The Regulation on the free flow of data will de facto create the fifth freedom on the internal market, next to the freedom of movement of people, goods, services and capital. According to the new rules, any other data that is not related to an identifiable person can be stored and processed anywhere in the EU. The only exception is in the case of a public security threat, where restrictions to data localisation may still be allowed.
“This new law, making it possible to freely move non-personal data within the EU, will bring about €8 billion per year in estimated GDP growth, equal to the trade agreement with Canada and South Korea. This will be an enormous boost for our businesses and public authorities. It will pave the way for artificial intelligence, cloud computing and big data analysis”, said Anna Maria Corazza Bildt MEP, who led the negotiations on behalf of the European Parliament.
The new law will not affect citizens’ privacy, as the General Data Protection Regulation (GDPR) will remain untouched. In the case that personal and non-personal data are linked together, the GDPR will apply to the personal data part of the set, and the free flow of non-personal data principle will apply to the non-personal part.

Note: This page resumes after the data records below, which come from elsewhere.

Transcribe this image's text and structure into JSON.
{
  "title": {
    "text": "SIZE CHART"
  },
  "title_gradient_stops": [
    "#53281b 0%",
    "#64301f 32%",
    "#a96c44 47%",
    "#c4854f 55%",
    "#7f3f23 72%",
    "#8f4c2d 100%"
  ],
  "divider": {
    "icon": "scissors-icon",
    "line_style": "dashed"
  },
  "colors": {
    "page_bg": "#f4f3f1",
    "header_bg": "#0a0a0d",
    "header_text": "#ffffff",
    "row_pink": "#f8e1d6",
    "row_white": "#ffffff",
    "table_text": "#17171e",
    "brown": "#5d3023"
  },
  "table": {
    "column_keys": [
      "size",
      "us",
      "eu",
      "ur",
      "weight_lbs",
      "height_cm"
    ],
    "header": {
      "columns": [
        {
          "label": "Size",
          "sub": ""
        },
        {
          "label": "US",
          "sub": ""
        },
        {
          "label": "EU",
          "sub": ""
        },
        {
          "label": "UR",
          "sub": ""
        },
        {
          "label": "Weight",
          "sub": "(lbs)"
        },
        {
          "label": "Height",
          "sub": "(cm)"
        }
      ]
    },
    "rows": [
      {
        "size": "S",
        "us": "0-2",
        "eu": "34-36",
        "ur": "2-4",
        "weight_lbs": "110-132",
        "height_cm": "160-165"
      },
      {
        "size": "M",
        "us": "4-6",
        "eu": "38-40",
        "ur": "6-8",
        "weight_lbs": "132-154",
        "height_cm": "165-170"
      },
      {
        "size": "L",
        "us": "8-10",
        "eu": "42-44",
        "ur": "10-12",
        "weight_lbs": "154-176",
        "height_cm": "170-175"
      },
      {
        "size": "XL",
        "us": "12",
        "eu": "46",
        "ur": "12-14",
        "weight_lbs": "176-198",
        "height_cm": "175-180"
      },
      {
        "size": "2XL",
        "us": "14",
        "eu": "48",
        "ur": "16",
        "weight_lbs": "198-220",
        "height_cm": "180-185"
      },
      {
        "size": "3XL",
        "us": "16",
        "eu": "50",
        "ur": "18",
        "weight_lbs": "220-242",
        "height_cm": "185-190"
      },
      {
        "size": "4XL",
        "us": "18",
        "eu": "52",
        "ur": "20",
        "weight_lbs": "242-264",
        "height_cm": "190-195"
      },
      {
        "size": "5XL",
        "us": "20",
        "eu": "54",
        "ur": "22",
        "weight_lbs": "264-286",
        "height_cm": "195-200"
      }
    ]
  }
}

The Regulation facilitates portability by tasking the market players to produce and implement Codes of Conduct to ensure that business users can easily switch their data between cloud service providers. It also establishes a single point of contact per Member State that gives easy access to the competent authorities in cases where data is stored in another Member State.
“It’s time to put an end to the data protectionism that is threatening our digital economy”, Corazza Bildt underlined. “We want an open, free and safe internet for all.”